Principle:Apache Paimon Batch Data Writing
| Knowledge Sources | |
|---|---|
| Domains | Data_Lake, Table_Format |
| Last Updated | 2026-02-07 00:00 GMT |
Overview
Mechanism for writing batch data to data lake tables with automatic partitioning and bucketing.
Description
Batch data writing in Paimon accepts data in PyArrow Table, RecordBatch, or pandas DataFrame formats and routes each row to the correct partition and bucket based on the table schema. The writer extracts partition and bucket keys from each row, groups data accordingly, and writes to partition-specific file store writers. This ensures data locality and enables efficient scan pruning on reads.
The write pipeline validates incoming data against the table schema, converts between formats as needed (e.g., pandas to RecordBatch), and manages internal write buffers.

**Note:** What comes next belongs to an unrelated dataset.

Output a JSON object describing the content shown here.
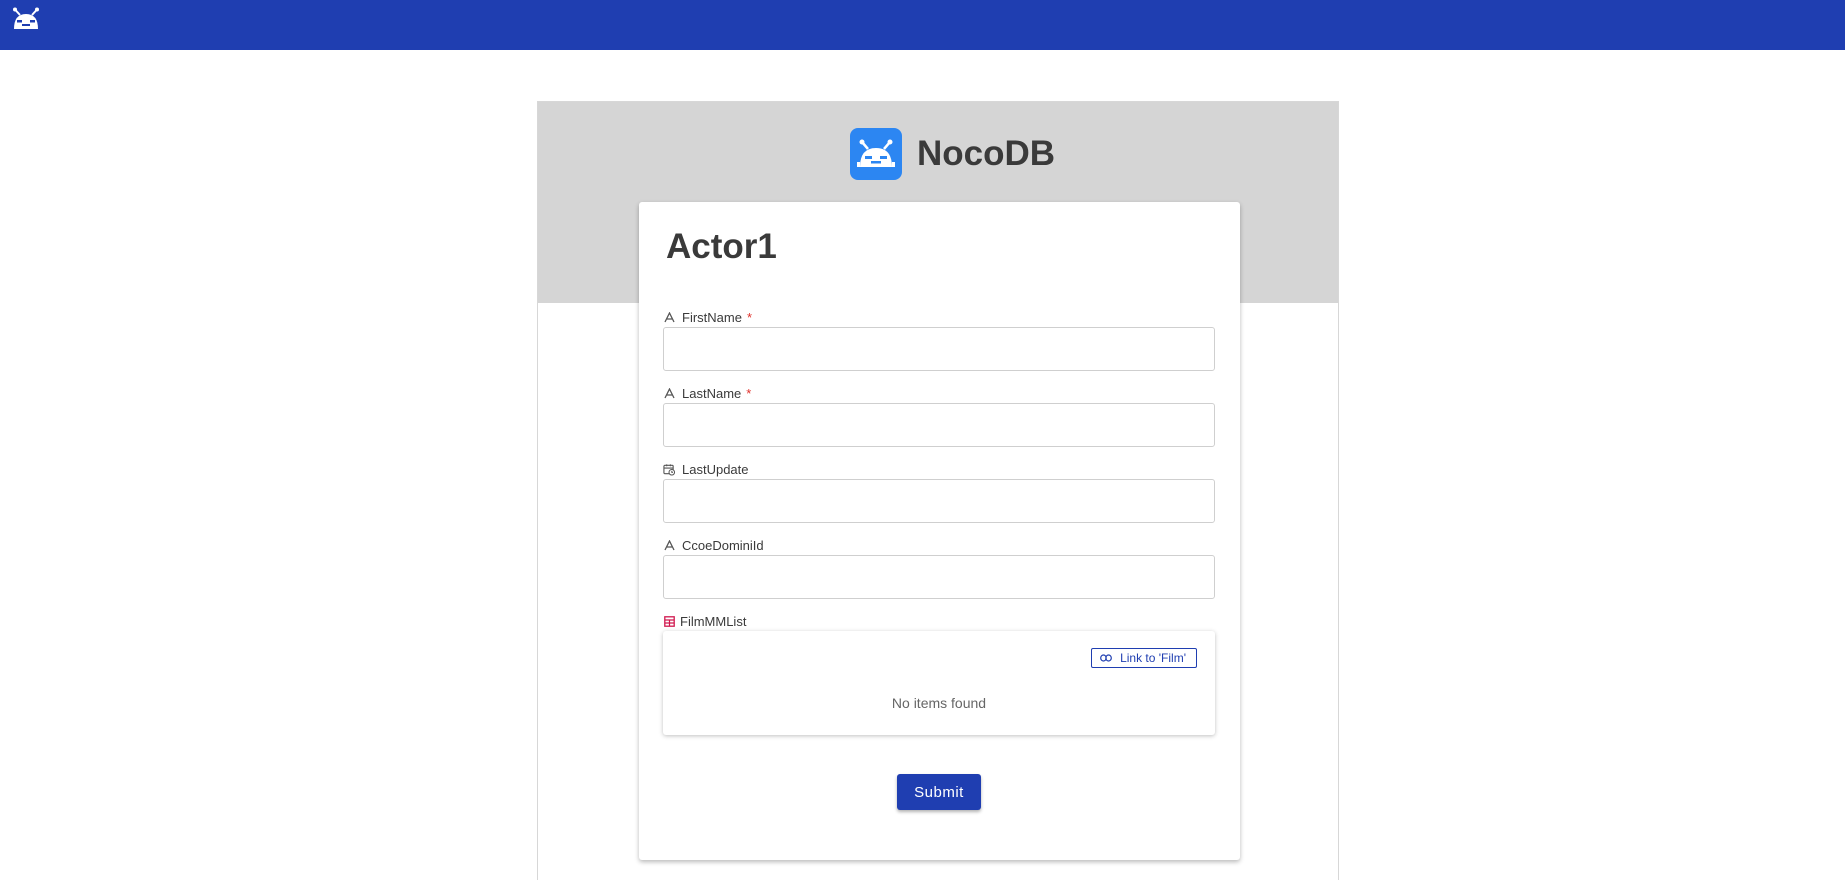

Data is organized into partition directories and bucket files on disk, following the Paimon storage layout conventions.
Usage
Use this principle when loading data into Paimon tables. Suitable for ETL jobs, data migration, and batch data ingestion from any source that can produce Arrow-compatible data. The typical workflow involves: (1) obtaining a BatchWriteBuilder from the table, (2) creating a BatchTableWrite writer, (3) writing data via write_arrow(), write_arrow_batch(), or write_pandas(), and (4) calling prepare_commit() to finalize the write batch.
Theoretical Basis
Follows the partition-bucket write model where data is horizontally partitioned by partition keys and hash-bucketed within each partition. Key concepts include:
- Partition routing: Each row is assigned to a partition based on the values of its partition key columns. Rows with the same partition key values are written to the same partition directory.
- Bucket hashing: Within each partition, rows are further distributed across buckets using a hash function on the bucket key columns. This provides data distribution and limits file sizes.
- Builder pattern: The
BatchWriteBuilder -> BatchTableWritechain provides a clean API for write lifecycle management, separating configuration from execution. - Format flexibility: By accepting PyArrow Tables, RecordBatches, and pandas DataFrames, the writer integrates with the most common Python data processing libraries without requiring manual format conversion.